Introduction: Approximately 40% of patients undergoing diagnostic coronary angiography for chest pain have no significant coronary stenosis. In such cases, functional disorders including vasospastic angina (VSA) and coronary microvascular dysfunction may cause myocardial ischemia. However, coronary microvascular function of VSA patients remains to be elucidated, especially in terms of sex differences.
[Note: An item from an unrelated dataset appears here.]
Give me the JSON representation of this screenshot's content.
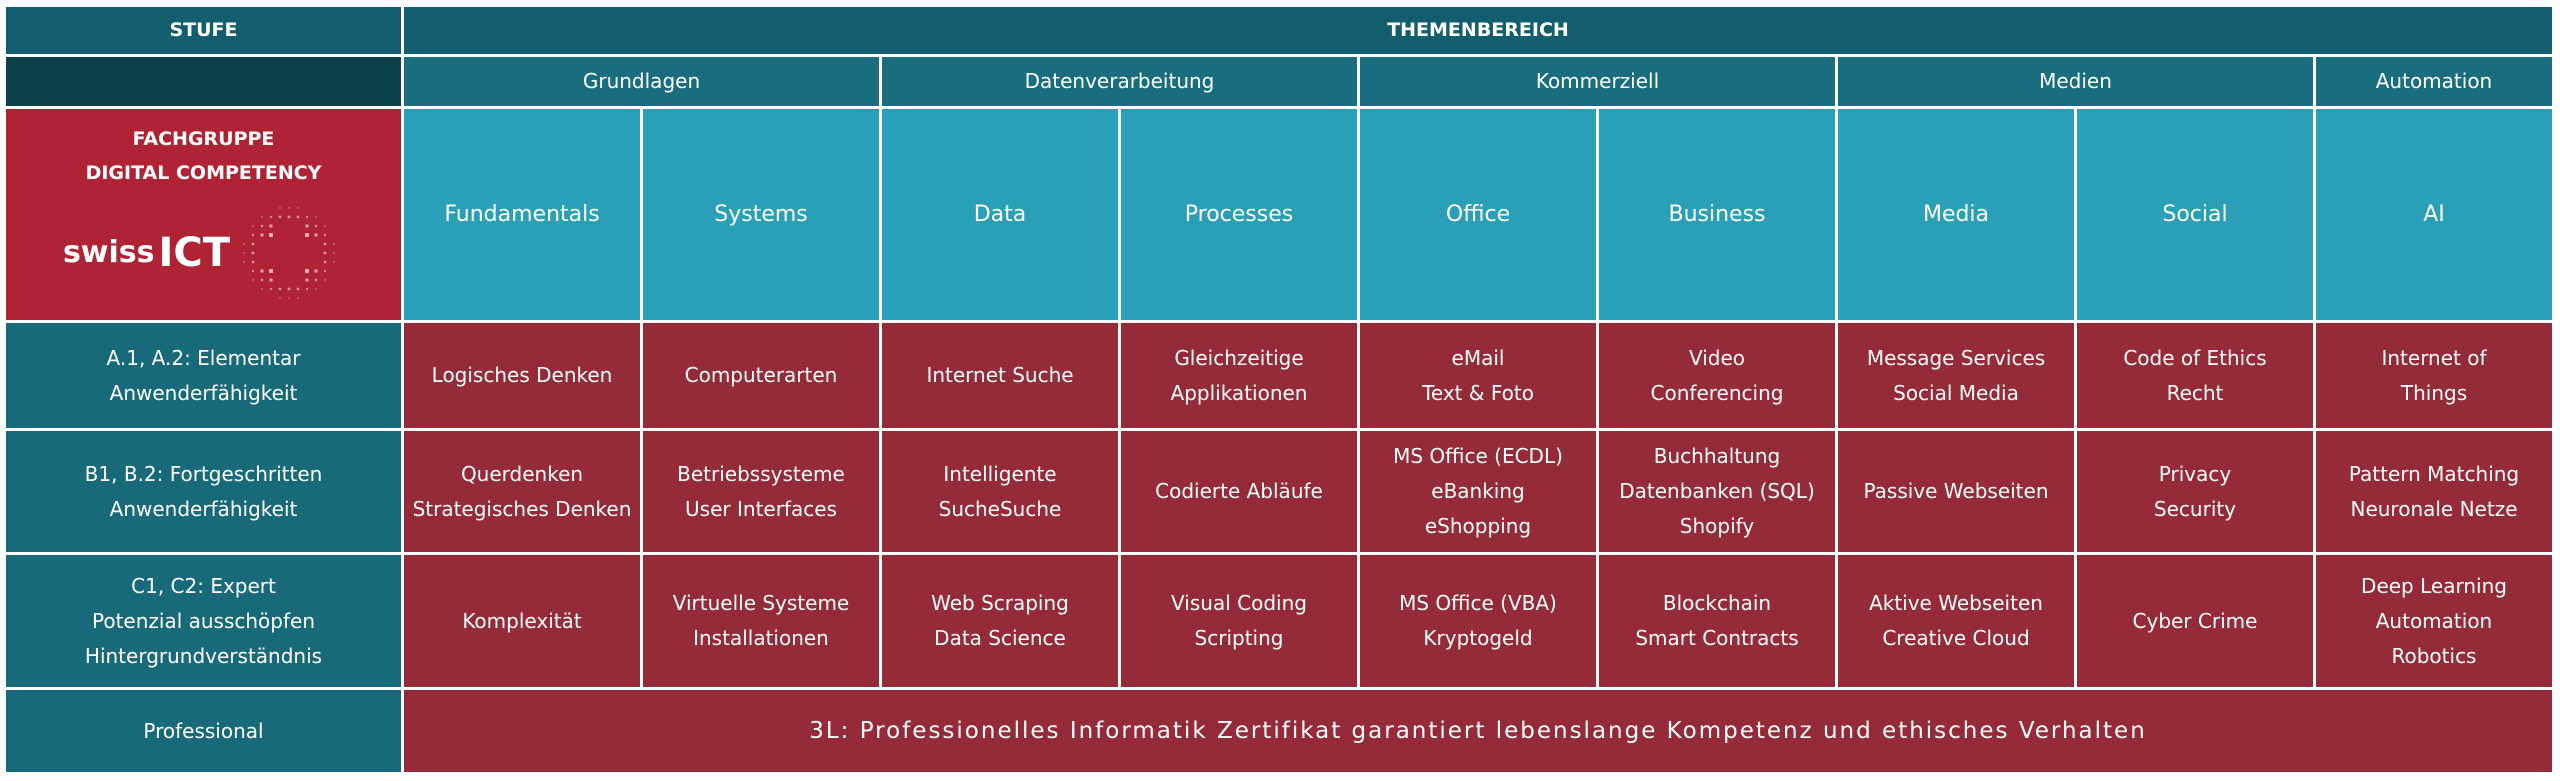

Methods and Results: We enrolled 180 consecutive patients with suspected angina and unobstructive coronary arteries (62.7±12.4 [SD] years-old, M/F 112/68). We divided them into two groups according to the results of acetylcholine provocation test; VSA group (n=123) and non-VSA group (n=57). To assess their coronary microvascular function, we measured coronary flow reserve (CFR) and index of microcirculation resistance (IMR) in the left anterior descending artery with a pressure-temperature sensor guidewire. CFR was calculated as resting mean transient time (Tmn) divided by hyperemic Tmn, and IMR as the distal coronary pressure multiplied by the hyperemic Tmn. Although there was no significant difference in CFR between VSA and non-VSA groups (2.74±1.42 vs. 2.86±1.34, P=0.52), IMR at hyperemic state induced by intravenous adenosine was significantly higher in the VSA group than in the non-VSA group (20.7±12.6 vs. 16.8±8.2, P=0.04). Importantly, the difference in IMR between the VSA and the non-VSA groups was abolished after intracoronary administration of fasudil, a selective Rho-kinase inhibitor (17.9±9.8 vs. 18.1±10.6, P=0.86). Furthermore, we examined sex differences in those two parameters in VSA patients (M/F 75/48). Intriguingly, there was no significant difference in IMR between male and female patients (M, 21.3±14.4 vs. F, 19.8±9.0, P=0.88), whereas CFR was significantly lower in female VSA patients than in male VSA patients (M, 2.93±1.49 vs. F, 2.45±1.27, P<0.05). Furthermore, intracoronary administration of fasudil eliminated the sex difference in CFR among VSA patients (M, 3.28±1.73 vs. F, 3.04±1.80, P=0.31).
Conclusions: These results indicate that coronary microvascular dysfunction is present in VSA patients, especially in female VSA patients, for which Rho-kinase activation may substantially be involved.